On Friday evening, dear blog reader, yer actual Keith Telly Topping his very self will be attending Uncle Scunthorpe's latest Record Player event at the jolly old Tyneside. No change there, you might think but ... hang on Keith Telly Topping I hear you goller, loudly, like a ... geet big gollering thing. No, no, no, no, no. Not Friday, Keith Telly Topping. Thursday is Record Player night, surely? A change in that could upset the natural order of things in the universe and lead all manner of dodgy shenanigans like floods, famine, tidal waves, volcanoes and Gatesheed getting back into the football league. Well yes dear blog reader, normally it is a Thursday event, but unfortunately Uncle Scunthorpe only went and screwed up the dates, didn't he?

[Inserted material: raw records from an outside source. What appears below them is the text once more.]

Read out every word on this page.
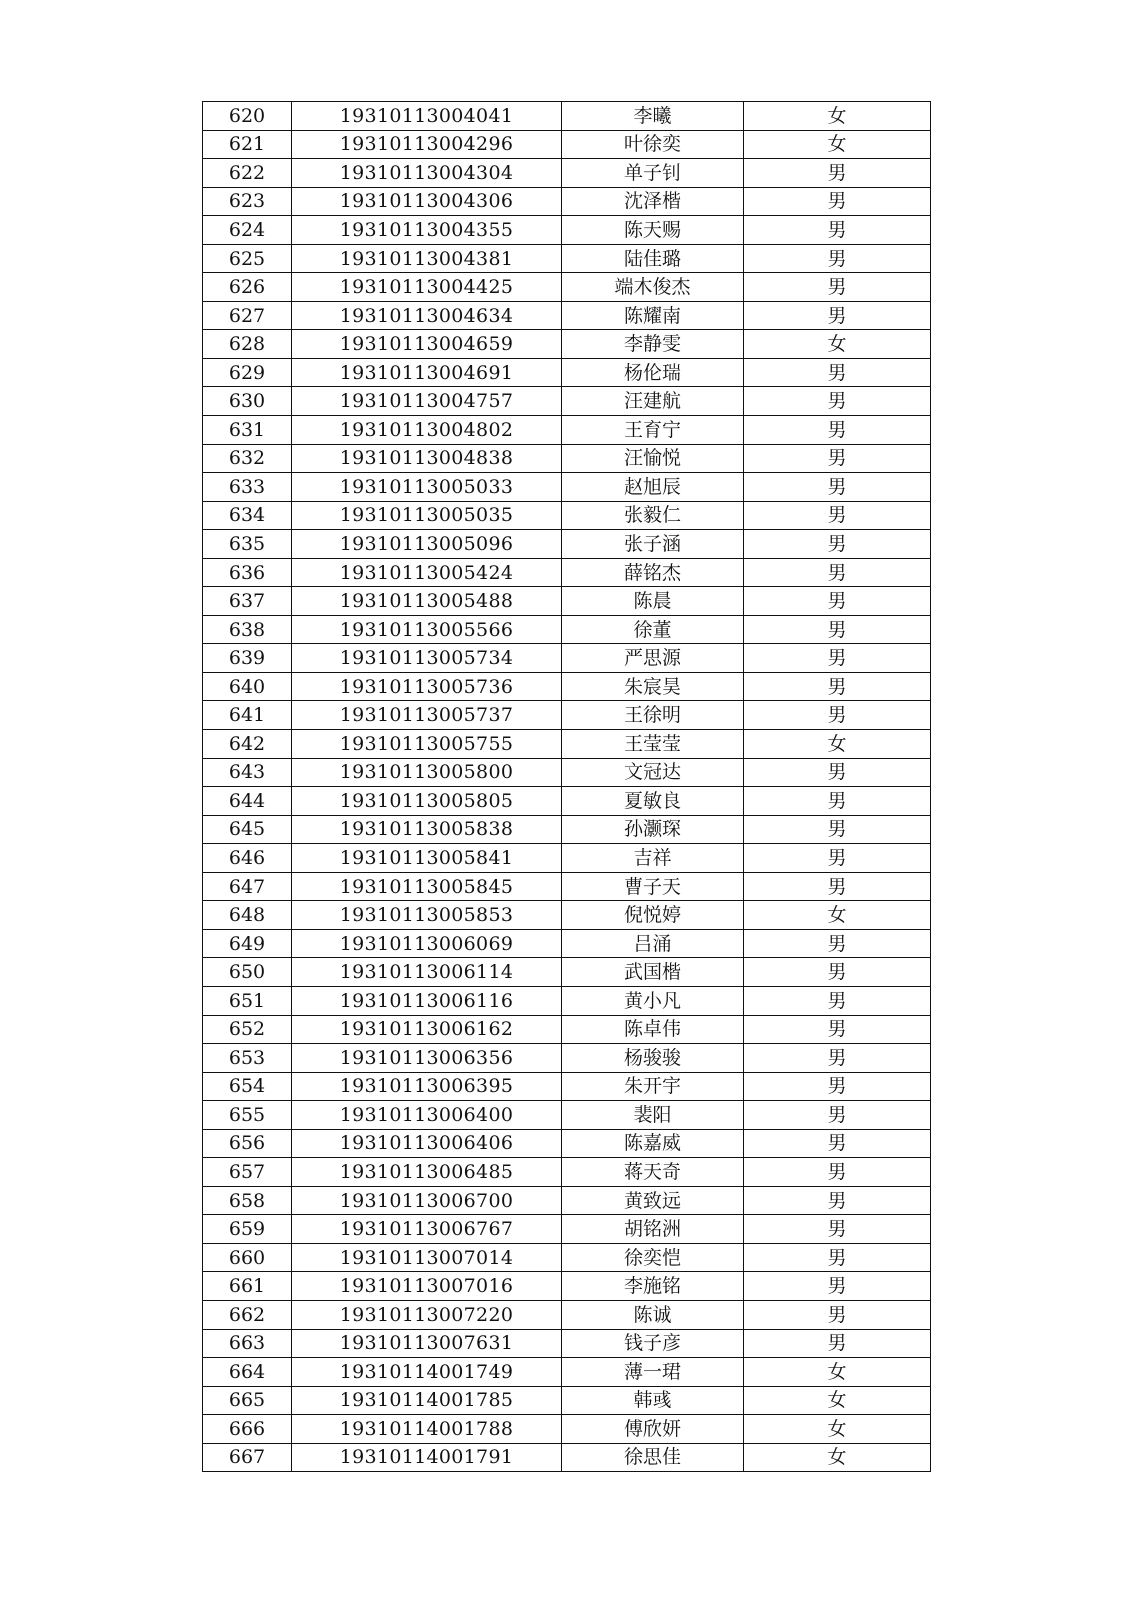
620	19310113004041	李曦	女
621	19310113004296	叶徐奕	女
622	19310113004304	单子钊	男
623	19310113004306	沈泽楷	男
624	19310113004355	陈天赐	男
625	19310113004381	陆佳璐	男
626	19310113004425	端木俊杰	男
627	19310113004634	陈耀南	男
628	19310113004659	李静雯	女
629	19310113004691	杨伦瑞	男
630	19310113004757	汪建航	男
631	19310113004802	王育宁	男
632	19310113004838	汪愉悦	男
633	19310113005033	赵旭辰	男
634	19310113005035	张毅仁	男
635	19310113005096	张子涵	男
636	19310113005424	薛铭杰	男
637	19310113005488	陈晨	男
638	19310113005566	徐董	男
639	19310113005734	严思源	男
640	19310113005736	朱宸昊	男
641	19310113005737	王徐明	男
642	19310113005755	王莹莹	女
643	19310113005800	文冠达	男
644	19310113005805	夏敏良	男
645	19310113005838	孙灏琛	男
646	19310113005841	吉祥	男
647	19310113005845	曹子天	男
648	19310113005853	倪悦婷	女
649	19310113006069	吕涌	男
650	19310113006114	武国楷	男
651	19310113006116	黄小凡	男
652	19310113006162	陈卓伟	男
653	19310113006356	杨骏骏	男
654	19310113006395	朱开宇	男
655	19310113006400	裴阳	男
656	19310113006406	陈嘉威	男
657	19310113006485	蒋天奇	男
658	19310113006700	黄致远	男
659	19310113006767	胡铭洲	男
660	19310113007014	徐奕恺	男
661	19310113007016	李施铭	男
662	19310113007220	陈诚	男
663	19310113007631	钱子彦	男
664	19310114001749	薄一珺	女
665	19310114001785	韩彧	女
666	19310114001788	傅欣妍	女
667	19310114001791	徐思佳	女
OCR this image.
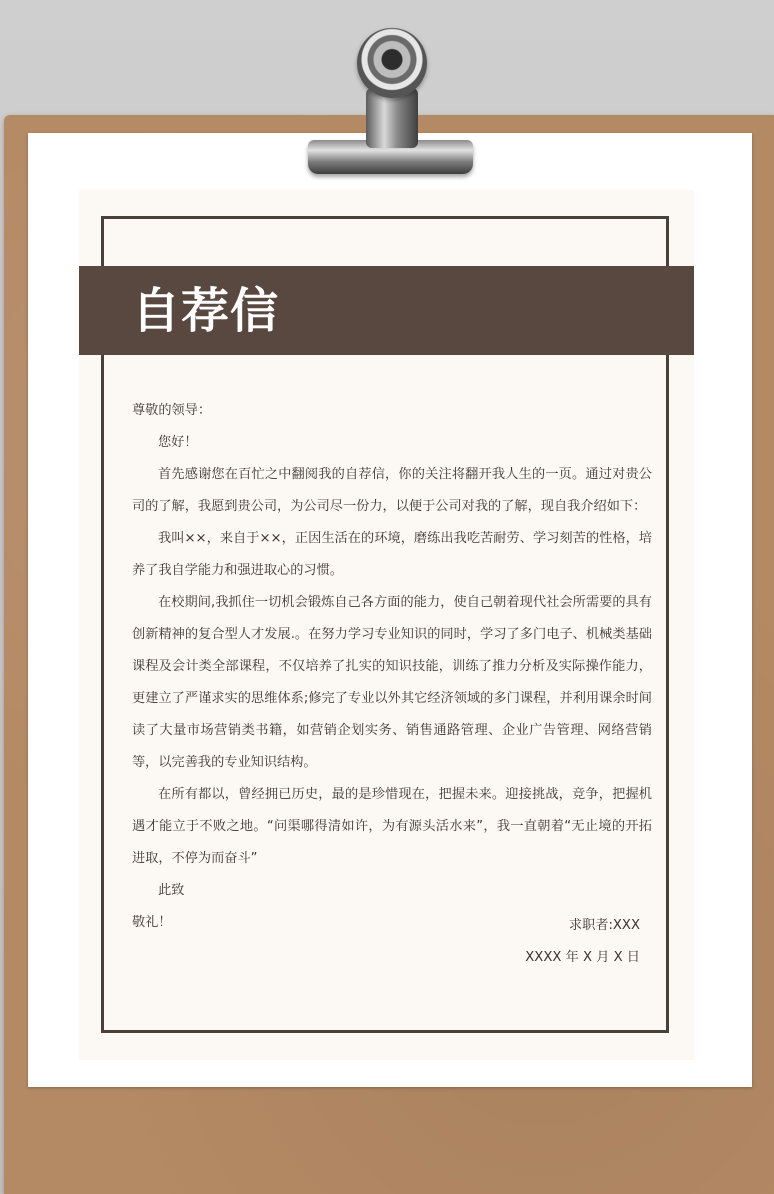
自荐信

尊敬的领导：

您好！

首先感谢您在百忙之中翻阅我的自荐信，你的关注将翻开我人生的一页。通过对贵公司的了解，我愿到贵公司，为公司尽一份力，以便于公司对我的了解，现自我介绍如下：

我叫××，来自于××，正因生活在的环境，磨练出我吃苦耐劳、学习刻苦的性格，培养了我自学能力和强进取心的习惯。

在校期间,我抓住一切机会锻炼自己各方面的能力，使自己朝着现代社会所需要的具有创新精神的复合型人才发展.。在努力学习专业知识的同时，学习了多门电子、机械类基础课程及会计类全部课程，不仅培养了扎实的知识技能，训练了推力分析及实际操作能力，更建立了严谨求实的思维体系;修完了专业以外其它经济领域的多门课程，并利用课余时间读了大量市场营销类书籍，如营销企划实务、销售通路管理、企业广告管理、网络营销等，以完善我的专业知识结构。

在所有都以，曾经拥已历史，最的是珍惜现在，把握未来。迎接挑战，竞争，把握机遇才能立于不败之地。“问渠哪得清如许，为有源头活水来”，我一直朝着“无止境的开拓进取，不停为而奋斗”

此致

敬礼！	求职者:XXX
XXXX 年 X 月 X 日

So, for this week only (and, one week later in the series as well), it's on Friday not Thursday. And, this week it's not one this blogger is particularly looking forward to since it contains the full-of-its-own-importance stinking hippy drivel and 'hey ma, look at me I'm being all symphonic and that' Tubular Balls. Personally, yer actual Keith Telly Topping would far sooner dance Me Ol Bamboo down Northumberland Street, naked (and dead) than listening to such tripe but, since Keith Telly Topping has already paid his fiver, he will be going along. With an open mind ... and with several things to hoy at the screen for when it gets boring. Did we really fight The Punk Wars for this, dear blog reader? Never trust a hippy. And tell them to get a haircut an'all. Still, it shouldn't be an entirely wasted evening as Keith Telly Topping will be having a pre-match dinner with his good mate Christian at Pani's doon on High Bridge. Keith Telly Topping will be ordering Risott’e Gambaredda and a cheeky little merlot if you're taking notes.